From absolutely nowhere, we've got a new poster child for the Android scene in the shape of Cordy, an effortlessly charming superbudget LittleBigPlanet. MotorTrialz similarly pinches a good idea and refashions it to great effect, while Remedy trawls its back catalogue and delivers probably the best mobile racing game in the process.

And then there's Ozone HD, a game that completely passed me by last summer but is well worth investigating, while the awesome Pac-Man CE DX makes a debut mobile appearance on Windows Phone 7 - but does it match up to the 10/10 I slapped upon it last year?

MotoTrialz

Hopefully, RedLynx will one day sprinkle its incendiary genius over the smartphone scene and deliver the gaming crack that is Trials. Until that day, be content with the mildly addictive MotoTrialz.

Hello moto.

When developer Tooko originally released iTrials, its 'tribute' to the side-scrolling stunt racer, last October, RedLynx had a justifiable paddy about it being rather too close to its inspiration. Six months later, it returns with a new name, different locations and a few placatory tweaks, and takes its place as the best mobile motocross stunt racer around.

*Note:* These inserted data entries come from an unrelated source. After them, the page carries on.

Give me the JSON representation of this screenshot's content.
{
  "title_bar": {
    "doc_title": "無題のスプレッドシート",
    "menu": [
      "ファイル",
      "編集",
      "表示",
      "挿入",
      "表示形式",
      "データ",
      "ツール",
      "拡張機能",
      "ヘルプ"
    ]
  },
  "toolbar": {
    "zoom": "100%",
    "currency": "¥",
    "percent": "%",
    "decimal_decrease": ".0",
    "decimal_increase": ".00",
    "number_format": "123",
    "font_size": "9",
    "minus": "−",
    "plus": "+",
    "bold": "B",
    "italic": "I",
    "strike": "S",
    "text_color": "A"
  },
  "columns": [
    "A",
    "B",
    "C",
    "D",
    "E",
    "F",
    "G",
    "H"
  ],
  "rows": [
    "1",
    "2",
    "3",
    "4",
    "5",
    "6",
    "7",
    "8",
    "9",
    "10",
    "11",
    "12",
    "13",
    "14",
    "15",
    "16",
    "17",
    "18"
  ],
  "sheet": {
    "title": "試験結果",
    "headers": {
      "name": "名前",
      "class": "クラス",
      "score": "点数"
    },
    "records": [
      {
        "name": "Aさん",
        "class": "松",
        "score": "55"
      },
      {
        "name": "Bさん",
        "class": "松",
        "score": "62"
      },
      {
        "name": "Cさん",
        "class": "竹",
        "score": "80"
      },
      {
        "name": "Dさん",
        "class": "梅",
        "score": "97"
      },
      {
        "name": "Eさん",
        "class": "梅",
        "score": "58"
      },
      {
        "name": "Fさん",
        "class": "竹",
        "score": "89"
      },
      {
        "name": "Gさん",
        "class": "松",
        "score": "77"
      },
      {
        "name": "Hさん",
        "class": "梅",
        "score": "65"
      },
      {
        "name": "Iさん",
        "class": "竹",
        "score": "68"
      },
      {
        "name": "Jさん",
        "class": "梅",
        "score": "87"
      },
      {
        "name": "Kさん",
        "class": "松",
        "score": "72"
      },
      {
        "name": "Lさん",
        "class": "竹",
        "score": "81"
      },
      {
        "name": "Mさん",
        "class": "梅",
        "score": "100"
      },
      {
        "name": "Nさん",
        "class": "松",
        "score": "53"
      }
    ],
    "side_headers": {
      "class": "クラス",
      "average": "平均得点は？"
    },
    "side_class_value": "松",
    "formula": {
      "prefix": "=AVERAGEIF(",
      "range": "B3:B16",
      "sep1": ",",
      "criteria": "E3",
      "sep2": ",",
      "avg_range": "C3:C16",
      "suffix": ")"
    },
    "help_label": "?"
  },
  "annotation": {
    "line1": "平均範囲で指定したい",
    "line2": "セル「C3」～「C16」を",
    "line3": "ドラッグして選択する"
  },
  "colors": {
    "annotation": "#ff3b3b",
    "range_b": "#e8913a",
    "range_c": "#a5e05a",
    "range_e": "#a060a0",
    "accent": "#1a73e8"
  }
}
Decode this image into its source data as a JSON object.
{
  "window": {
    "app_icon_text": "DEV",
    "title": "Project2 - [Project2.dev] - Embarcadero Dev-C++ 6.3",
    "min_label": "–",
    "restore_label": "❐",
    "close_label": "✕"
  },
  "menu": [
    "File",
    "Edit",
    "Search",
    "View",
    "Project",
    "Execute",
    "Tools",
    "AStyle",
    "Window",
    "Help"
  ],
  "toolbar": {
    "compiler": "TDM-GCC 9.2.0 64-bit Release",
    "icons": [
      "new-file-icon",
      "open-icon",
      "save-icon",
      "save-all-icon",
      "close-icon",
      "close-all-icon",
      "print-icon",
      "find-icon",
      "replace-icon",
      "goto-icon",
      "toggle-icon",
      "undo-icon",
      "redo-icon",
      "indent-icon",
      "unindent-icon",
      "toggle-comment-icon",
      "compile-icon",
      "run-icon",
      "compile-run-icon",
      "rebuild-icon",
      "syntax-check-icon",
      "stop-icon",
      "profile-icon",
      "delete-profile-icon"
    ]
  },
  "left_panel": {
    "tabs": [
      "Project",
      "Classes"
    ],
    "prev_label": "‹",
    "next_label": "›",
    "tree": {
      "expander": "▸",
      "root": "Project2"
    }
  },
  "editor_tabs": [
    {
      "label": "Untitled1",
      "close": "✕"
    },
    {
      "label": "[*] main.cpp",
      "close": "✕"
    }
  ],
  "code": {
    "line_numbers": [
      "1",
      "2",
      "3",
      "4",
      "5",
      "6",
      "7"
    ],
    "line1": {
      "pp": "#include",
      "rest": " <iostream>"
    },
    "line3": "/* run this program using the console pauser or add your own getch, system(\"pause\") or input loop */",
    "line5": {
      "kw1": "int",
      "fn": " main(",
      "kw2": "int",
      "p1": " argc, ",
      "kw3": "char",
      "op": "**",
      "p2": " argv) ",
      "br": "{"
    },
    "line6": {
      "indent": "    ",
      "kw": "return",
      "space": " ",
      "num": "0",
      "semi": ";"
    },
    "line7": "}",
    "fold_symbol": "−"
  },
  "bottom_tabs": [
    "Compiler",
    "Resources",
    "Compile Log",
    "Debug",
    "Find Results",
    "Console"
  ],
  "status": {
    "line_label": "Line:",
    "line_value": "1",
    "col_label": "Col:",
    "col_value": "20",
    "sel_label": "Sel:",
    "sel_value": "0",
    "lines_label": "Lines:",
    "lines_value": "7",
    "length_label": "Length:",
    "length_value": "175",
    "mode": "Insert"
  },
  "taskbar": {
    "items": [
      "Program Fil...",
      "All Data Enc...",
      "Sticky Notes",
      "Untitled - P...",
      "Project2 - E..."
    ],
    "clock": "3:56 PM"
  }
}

As you'd expect, there's only one goal: get to the finishing line as quickly as possible and bask in the glow of online leaderboard glory. En route, there's the usual assortment of ramps, logs, see-saws, moving platforms and meddlesome obstacles to negotiate, along with frustration-reducing checkpoints that prevent you having to start from scratch as soon as you fall off.

Success comes down to that tricky compromise of judging momentum and balance, and Tooko does a fine job of approximating the formula with (usually) convincing physics and an intuitive, streamlined control system that doesn't (usually) result in you hurling your iPhone through the nearest window. Always worth bonus points, that.

For your massive 59 pence outlay, you get 27 tricky-as-you-like courses, rendered with the requisite loving care, and the chance to obsess over your times with your equally OCD friends. Honestly, what's not to love?